The notion of a “President Grace” first gained currency in August when Mrs Mugabe – a political novice – was unexpectedly endorsed as the next leader of the governing Zanu-PF’s Women’s League – a powerful role – to be confirmed at the party’s congress in December.
Fuel was added to the fire this month when the first lady became Dr Mugabe – awarded a PhD in sociology just two months after enrolling at the University of Zimbabwe, and with her thesis curiously absent from the institution’s online archives.
When I rang up Zanu-PF’s spokesman Rugare Gumbo for his analysis of Mrs Mugabe’s embryonic political career, it quickly became clear that the topic was an uncomfortable one.
“Please no… I’m not answering anything related to that… Come on, you can’t ask me why not,” said Mr Gumbo rather briskly.
So what is going on?
There are – appropriately enough for such a tale of palace intrigue – multiple theories.
The most down-to-earth analysis holds that Mrs Mugabe has no chance of being president, and is being used by one faction within Zanu-PF.
“It’s very easy to explain. She’s been brought in as a means to stop Joyce Mujuru by any means,” said the veteran political commentator Ibbo Mandaza.
Vice-President Mujuru is seen as a leading contender to succeed President Mugabe.
The theory goes that her long-standing rival, Emmerson Mnangagwa, is promoting Mrs Mugabe as a short-term ploy to sideline Mrs Mujuru.
“When her husband goes, that’s the end of her political career if there’s such a career at all,” said Mr Mandaza, blithely dismissing the notion of a Mugabe dynasty.
The next theory is that President Mugabe is promoting his wife primarily in order to keep all the Zanu-PF factions off-balance, and to strengthen his own position.
Dewa Mavhinga, from Human Rights Watch, believes the president has made a serious mistake by bringing in someone with no political pedigree whatsoever.
“It shows that President Mugabe doesn’t trust anyone around him. I think he was under pressure to control the factions and extend his own stay in office, but it was a major miscalculation and exposed him for the first time if you see how the factions are now fighting openly in the media,” said Mr Mavhinga.
But there is another, less intrigue-driven analysis of Mrs Mugabe’s abrupt arrival on the political stage.
Simba Makoni, a former Zanu-PF minister who ran for the presidency as an independent against Mr Mugabe in 2008, believes people are too quick to reject the possibility of a dynasty.
“Grace is poised to lead the Women’s League… in December. That is a given.

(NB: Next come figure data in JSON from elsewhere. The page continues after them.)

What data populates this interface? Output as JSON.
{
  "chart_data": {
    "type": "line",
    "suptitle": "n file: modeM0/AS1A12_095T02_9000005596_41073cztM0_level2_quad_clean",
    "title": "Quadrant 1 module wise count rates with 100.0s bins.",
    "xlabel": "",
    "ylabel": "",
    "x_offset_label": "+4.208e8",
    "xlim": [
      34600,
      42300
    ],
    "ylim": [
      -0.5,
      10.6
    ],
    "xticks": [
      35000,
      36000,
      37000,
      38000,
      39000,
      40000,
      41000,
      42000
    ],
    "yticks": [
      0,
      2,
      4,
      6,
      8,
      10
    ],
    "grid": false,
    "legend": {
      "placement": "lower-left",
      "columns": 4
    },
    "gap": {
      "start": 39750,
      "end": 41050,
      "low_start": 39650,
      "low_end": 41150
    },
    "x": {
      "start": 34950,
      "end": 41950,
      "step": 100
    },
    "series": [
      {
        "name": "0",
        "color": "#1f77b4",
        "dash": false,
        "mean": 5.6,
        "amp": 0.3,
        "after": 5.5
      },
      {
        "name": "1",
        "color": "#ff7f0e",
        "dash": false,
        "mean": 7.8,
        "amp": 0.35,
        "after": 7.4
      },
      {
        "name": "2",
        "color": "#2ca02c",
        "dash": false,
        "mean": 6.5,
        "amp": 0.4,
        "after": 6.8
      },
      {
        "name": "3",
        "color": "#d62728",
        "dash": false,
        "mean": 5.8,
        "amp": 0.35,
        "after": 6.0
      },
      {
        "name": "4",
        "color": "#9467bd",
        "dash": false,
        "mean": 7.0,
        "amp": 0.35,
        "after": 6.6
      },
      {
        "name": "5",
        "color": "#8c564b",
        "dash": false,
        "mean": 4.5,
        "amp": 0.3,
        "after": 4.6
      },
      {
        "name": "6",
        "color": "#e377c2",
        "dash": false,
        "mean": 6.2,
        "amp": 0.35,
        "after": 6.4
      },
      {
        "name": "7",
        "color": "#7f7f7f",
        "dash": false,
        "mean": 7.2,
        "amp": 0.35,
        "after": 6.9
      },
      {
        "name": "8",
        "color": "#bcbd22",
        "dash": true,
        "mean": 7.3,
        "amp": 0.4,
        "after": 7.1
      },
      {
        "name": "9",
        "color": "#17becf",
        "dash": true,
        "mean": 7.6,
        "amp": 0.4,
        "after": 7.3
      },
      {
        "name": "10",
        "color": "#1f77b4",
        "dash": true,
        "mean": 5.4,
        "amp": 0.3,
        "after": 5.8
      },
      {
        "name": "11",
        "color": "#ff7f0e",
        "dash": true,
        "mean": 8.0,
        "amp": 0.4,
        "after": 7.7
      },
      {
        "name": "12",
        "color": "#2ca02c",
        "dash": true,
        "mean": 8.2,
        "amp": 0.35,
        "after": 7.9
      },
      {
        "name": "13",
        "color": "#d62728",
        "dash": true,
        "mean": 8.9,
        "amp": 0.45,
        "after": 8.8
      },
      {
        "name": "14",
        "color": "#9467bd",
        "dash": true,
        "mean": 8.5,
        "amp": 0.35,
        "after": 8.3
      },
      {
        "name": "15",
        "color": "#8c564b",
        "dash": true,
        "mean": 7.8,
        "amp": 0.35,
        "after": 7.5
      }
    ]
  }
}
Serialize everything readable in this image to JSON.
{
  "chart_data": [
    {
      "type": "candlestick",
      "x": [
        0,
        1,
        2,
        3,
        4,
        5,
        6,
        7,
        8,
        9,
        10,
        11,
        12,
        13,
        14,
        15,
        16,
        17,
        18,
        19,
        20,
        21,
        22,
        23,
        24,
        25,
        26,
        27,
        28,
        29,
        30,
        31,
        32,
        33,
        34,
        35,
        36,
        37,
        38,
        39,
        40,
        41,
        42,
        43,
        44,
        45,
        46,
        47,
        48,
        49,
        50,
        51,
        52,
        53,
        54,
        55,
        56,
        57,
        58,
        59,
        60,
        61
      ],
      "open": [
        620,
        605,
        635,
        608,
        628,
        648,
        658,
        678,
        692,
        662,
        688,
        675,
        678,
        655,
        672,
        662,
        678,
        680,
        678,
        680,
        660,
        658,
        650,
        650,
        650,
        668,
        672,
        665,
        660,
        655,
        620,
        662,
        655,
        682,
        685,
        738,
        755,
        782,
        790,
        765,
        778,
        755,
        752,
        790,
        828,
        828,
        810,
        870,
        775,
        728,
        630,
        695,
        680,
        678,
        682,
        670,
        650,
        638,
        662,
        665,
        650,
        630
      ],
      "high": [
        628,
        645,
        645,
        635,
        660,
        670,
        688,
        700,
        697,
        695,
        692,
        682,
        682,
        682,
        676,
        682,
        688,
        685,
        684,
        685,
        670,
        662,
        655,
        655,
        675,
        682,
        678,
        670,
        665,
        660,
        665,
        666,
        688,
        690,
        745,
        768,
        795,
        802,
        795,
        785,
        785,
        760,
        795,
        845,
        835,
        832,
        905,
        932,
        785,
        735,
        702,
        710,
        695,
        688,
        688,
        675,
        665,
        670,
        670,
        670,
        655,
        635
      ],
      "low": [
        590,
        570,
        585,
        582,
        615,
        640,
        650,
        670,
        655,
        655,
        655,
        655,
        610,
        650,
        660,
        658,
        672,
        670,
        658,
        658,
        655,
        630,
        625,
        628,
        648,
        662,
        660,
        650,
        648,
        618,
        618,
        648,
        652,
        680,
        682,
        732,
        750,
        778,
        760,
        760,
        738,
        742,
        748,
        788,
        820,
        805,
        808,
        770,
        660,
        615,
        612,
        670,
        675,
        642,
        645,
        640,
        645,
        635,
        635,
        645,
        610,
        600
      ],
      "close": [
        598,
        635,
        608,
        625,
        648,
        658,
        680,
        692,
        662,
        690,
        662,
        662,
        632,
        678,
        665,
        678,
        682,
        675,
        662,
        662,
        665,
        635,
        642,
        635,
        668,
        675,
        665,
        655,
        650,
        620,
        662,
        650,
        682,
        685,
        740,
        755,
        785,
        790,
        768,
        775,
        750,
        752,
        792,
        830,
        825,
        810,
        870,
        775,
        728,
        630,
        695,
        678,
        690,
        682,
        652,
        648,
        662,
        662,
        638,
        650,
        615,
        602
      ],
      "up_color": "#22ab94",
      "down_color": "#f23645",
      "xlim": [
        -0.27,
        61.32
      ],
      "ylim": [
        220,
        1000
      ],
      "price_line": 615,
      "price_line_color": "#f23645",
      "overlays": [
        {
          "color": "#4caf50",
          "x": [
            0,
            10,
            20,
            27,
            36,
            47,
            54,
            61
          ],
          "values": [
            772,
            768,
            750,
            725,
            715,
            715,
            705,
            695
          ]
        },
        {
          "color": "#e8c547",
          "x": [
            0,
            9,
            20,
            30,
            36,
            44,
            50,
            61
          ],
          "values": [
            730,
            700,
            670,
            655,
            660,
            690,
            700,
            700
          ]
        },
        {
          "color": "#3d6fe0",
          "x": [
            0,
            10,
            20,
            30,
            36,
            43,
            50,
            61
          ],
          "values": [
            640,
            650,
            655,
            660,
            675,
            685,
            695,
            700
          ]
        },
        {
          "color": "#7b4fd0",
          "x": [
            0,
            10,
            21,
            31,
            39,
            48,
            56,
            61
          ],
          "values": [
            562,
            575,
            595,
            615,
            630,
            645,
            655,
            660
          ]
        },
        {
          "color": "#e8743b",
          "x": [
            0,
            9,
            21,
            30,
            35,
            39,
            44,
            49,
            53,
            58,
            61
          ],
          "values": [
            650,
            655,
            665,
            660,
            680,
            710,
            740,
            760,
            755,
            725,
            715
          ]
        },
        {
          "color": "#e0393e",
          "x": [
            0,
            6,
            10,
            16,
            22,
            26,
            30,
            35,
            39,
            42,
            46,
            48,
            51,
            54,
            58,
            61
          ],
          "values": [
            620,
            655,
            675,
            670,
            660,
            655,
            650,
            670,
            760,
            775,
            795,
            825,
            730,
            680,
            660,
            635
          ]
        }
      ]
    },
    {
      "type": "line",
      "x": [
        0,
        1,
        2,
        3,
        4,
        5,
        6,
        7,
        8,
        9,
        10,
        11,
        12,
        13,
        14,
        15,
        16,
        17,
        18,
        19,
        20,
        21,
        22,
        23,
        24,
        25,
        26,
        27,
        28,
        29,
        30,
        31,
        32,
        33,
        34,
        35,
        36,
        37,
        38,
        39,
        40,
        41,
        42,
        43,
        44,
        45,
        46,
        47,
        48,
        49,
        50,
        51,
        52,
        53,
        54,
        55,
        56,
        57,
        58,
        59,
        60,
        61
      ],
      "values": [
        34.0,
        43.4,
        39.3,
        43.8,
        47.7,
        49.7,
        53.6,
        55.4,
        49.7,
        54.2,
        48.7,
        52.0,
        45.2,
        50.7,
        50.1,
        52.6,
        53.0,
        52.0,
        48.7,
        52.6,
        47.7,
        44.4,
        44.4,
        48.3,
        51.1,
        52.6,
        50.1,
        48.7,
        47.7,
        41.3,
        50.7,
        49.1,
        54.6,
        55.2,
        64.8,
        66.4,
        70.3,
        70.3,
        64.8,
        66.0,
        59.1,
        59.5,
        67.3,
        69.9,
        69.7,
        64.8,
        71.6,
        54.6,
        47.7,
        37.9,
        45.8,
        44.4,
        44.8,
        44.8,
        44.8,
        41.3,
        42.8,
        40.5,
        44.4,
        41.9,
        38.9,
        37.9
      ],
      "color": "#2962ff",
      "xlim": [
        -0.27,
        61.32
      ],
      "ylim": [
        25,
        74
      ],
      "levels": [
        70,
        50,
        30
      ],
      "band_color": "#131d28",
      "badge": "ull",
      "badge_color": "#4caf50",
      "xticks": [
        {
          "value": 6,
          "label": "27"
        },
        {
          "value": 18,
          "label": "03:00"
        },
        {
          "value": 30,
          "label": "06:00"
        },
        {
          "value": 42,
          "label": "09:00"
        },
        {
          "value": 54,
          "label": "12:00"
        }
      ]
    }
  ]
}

And my hunch is she is not going to end there, realising how easy it has been for her to get to there in such a short time,” said Mr Makoni.
“So I would say watch this space – there will be more happening.”
It is tempting to argue that a dynasty is an expression of political power – proof that President Mugabe still has the authority to impose his will on Zanu-PF and Zimbabwe.